Io sono nato in Sicilia, venuto al nord per lavorare che stavo bene di salute e qui ho conosciuto la cocaina. In principio solo nei fine settimana. Dopo sei giorni di cantiere come muratore o fino alle quattro di mattina a servire quando facevo il cameriere, tiravo qualche sniffata. Insomma, solo una volta ogni tanto, “una trasgressione” mi dicevo. “Tanto, smetto quando voglio”. E già. La cocaina socializza. La cocaina ti fa sentire bene, ti fa scopare. Minchiate, almeno per me, io mi isolavo anche dagli amici, non trombavo e diventavo aggressivo, e naturalmente i fine settimana diventavano sempre più allargati e poi senza fine. Avevo poco più di 22 anni. Una sera a soldi finiti e recuperati un po’ ovunque, dopo grammi e grammi tirati su senza freno, non restava che una rapina. O almeno, la testa mi diceva così. Qualunque cosa guardavo riuscivo nella fan­tasia a trasformarla in danaro e di conse­guenza in coca, e così di notte tardi un tabaccaio è diventato la preda incolpevole di una mente annebbiata.

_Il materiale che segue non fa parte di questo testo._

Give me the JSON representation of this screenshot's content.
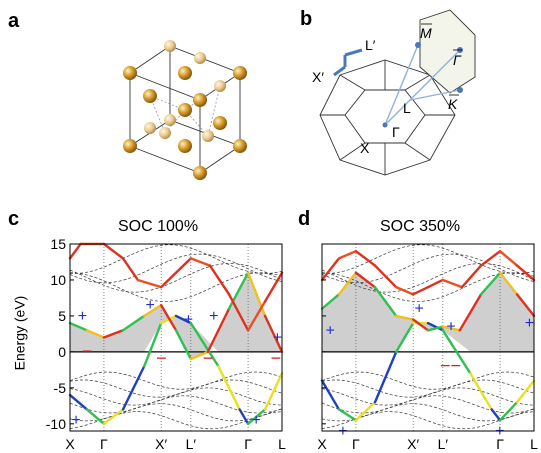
{
  "panels": {
    "a": "a",
    "b": "b",
    "c": "c",
    "d": "d"
  },
  "brillouin": {
    "labels": [
      "X′",
      "L′",
      "M",
      "Γ",
      "K",
      "L",
      "Γ",
      "X"
    ]
  },
  "chart_data": [
    {
      "type": "line",
      "title": "SOC 100%",
      "ylabel": "Energy (eV)",
      "ylim": [
        -11,
        15
      ],
      "yticks": [
        15,
        10,
        5,
        0,
        -5,
        -10
      ],
      "xticks": [
        "X",
        "Γ",
        "X′",
        "L′",
        "Γ",
        "L"
      ],
      "x_positions": [
        0,
        0.16,
        0.43,
        0.57,
        0.84,
        1.0
      ],
      "plus_markers": [
        [
          0.06,
          5
        ],
        [
          0.03,
          -9.5
        ],
        [
          0.38,
          6.5
        ],
        [
          0.56,
          4.5
        ],
        [
          0.68,
          5
        ],
        [
          0.88,
          -9.5
        ],
        [
          0.98,
          2
        ]
      ],
      "minus_markers": [
        [
          0.08,
          0
        ],
        [
          0.43,
          -1
        ],
        [
          0.65,
          -1
        ],
        [
          0.97,
          -1
        ]
      ],
      "series": [
        {
          "values": [
            [
              0,
              -6
            ],
            [
              0.08,
              -8
            ],
            [
              0.16,
              -10
            ],
            [
              0.25,
              -8
            ],
            [
              0.35,
              -2
            ],
            [
              0.43,
              4
            ],
            [
              0.5,
              5
            ],
            [
              0.57,
              4
            ],
            [
              0.7,
              -2
            ],
            [
              0.8,
              -8
            ],
            [
              0.84,
              -10
            ],
            [
              0.92,
              -8
            ],
            [
              1.0,
              -3
            ]
          ]
        },
        {
          "values": [
            [
              0,
              4
            ],
            [
              0.08,
              3
            ],
            [
              0.16,
              2
            ],
            [
              0.25,
              3
            ],
            [
              0.35,
              5
            ],
            [
              0.43,
              6.5
            ],
            [
              0.5,
              3
            ],
            [
              0.57,
              -1
            ],
            [
              0.65,
              0
            ],
            [
              0.75,
              6
            ],
            [
              0.84,
              11
            ],
            [
              0.92,
              5
            ],
            [
              1.0,
              0
            ]
          ]
        },
        {
          "values": [
            [
              0,
              13
            ],
            [
              0.05,
              15
            ],
            [
              0.16,
              15
            ],
            [
              0.25,
              13
            ],
            [
              0.32,
              10
            ],
            [
              0.43,
              9
            ],
            [
              0.5,
              11
            ],
            [
              0.57,
              13
            ],
            [
              0.66,
              12
            ],
            [
              0.75,
              8
            ],
            [
              0.84,
              3
            ],
            [
              0.92,
              7
            ],
            [
              1.0,
              11
            ]
          ]
        }
      ]
    },
    {
      "type": "line",
      "title": "SOC 350%",
      "ylim": [
        -11,
        15
      ],
      "yticks": [
        15,
        10,
        5,
        0,
        -5,
        -10
      ],
      "xticks": [
        "X",
        "Γ",
        "X′",
        "L′",
        "Γ",
        "L"
      ],
      "x_positions": [
        0,
        0.16,
        0.43,
        0.57,
        0.84,
        1.0
      ],
      "plus_markers": [
        [
          0.04,
          3
        ],
        [
          0.1,
          -11
        ],
        [
          0.46,
          6
        ],
        [
          0.61,
          3.5
        ],
        [
          0.84,
          -11
        ],
        [
          0.98,
          4
        ]
      ],
      "minus_markers": [
        [
          0.58,
          -2
        ],
        [
          0.63,
          -2
        ]
      ],
      "series": [
        {
          "values": [
            [
              0,
              -4
            ],
            [
              0.08,
              -8
            ],
            [
              0.16,
              -9.5
            ],
            [
              0.25,
              -7
            ],
            [
              0.35,
              0
            ],
            [
              0.43,
              4
            ],
            [
              0.5,
              4
            ],
            [
              0.57,
              3
            ],
            [
              0.7,
              -3
            ],
            [
              0.8,
              -8
            ],
            [
              0.84,
              -9.5
            ],
            [
              0.92,
              -7
            ],
            [
              1.0,
              -4
            ]
          ]
        },
        {
          "values": [
            [
              0,
              6
            ],
            [
              0.08,
              8
            ],
            [
              0.16,
              11
            ],
            [
              0.25,
              9
            ],
            [
              0.35,
              5
            ],
            [
              0.43,
              4.5
            ],
            [
              0.5,
              3
            ],
            [
              0.57,
              3.5
            ],
            [
              0.65,
              3
            ],
            [
              0.75,
              8
            ],
            [
              0.84,
              11
            ],
            [
              0.92,
              8
            ],
            [
              1.0,
              5
            ]
          ]
        },
        {
          "values": [
            [
              0,
              10
            ],
            [
              0.08,
              13
            ],
            [
              0.16,
              14
            ],
            [
              0.25,
              12
            ],
            [
              0.35,
              9
            ],
            [
              0.43,
              8
            ],
            [
              0.5,
              9
            ],
            [
              0.57,
              10
            ],
            [
              0.66,
              9
            ],
            [
              0.75,
              12
            ],
            [
              0.84,
              14
            ],
            [
              0.92,
              12
            ],
            [
              1.0,
              10
            ]
          ]
        }
      ]
    }
  ]
}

Sono entrato, ho chiesto i soldi e chissà in che stato ero perché subito gli avventori del locale mi hanno aggredito, e io che ero così sopra le righe e così in tensione da sussultare a ogni piccolo rumore, ho sparato. Mi sono chiesto tante volte, in questi quattro anni, se avrei sparato se non fossi stato pieno di coca. E oggi sono certo della mia risposta: no, non avrei sparato. Adesso la mia mente è libera dalla nebbia, ma ricordare come mi ero ridotto e i danni che ho fatto alle persone oltre che a me, ancora mi sgomenta. E allora leggo gli articoli di Lapo c company e li comprendo. Capisco tutto il loro disagio e l’augurio che faccio a loro è di un ritorno alla vita senza nebbia nella testa. Loro, inoltre, hanno la fortuna di poterci riuscire senza aver preso dicci anni di carcere e aver quasi ucciso un uomo.

 

 

Genitori e figli: Un’ora sola

 

di Giulio Oliva

 

Una settimana di attesa per un’ora di gioia. Si potrebbe riassumere così il trascorrere del tempo per me dentro il carcere, perché un’ora alla setti­mana è il tempo a mia disposizione con i miei due figli e mia moglie nella sala colloqui del carcere. Vivo aspettando il giorno fatidico, mi preparo come se dovessi andare a un matrimonio, riempio una borsa di dolci e dolcetti, un termos di caffè per mia moglie e coca cola e aranciata per i bam­bini. L’agente mi chiama, percorro i corridoi fino all’altra parte del carcere, dove poi attenderò un’altra lunghissima mezz’ora in una cella angu­sta che qui chiamano d’attesa. Finalmente l’ultimo pezzo di corridoio, la perqui­sizione e via per gli ultimi gradini, il fiato è ormai corto e il cuore mi batte forte.

Finalmente li vedo, la porta della sala si apre e i bambini mi si buttano addosso abbracciandomi, e subito sento il loro profumo, poi mia moglie, che si è tenuta in disparte fino a quel momento mi abbraccia anche lei, e allora il cuore si scioglie. Passano i minuti in un istante, tra un abbraccio, un bacino ai figli e una carezza alla moglie. Poche cose in realtà, ma sono quelle sensazioni che mi danno la forza e il coraggio di attendere un’altra settimana. Il loro profumo, le loro carezze, i loro baci me li porto via con me quando l’ora è finita e la porta ci separa nuovamente, le loro mani che mi salutano adesso dietro al vetro sono l’ultima immagine che porto sempre via. Ogni volta anda­re al colloquio è una gioia ma alla fine è sempre un dolore.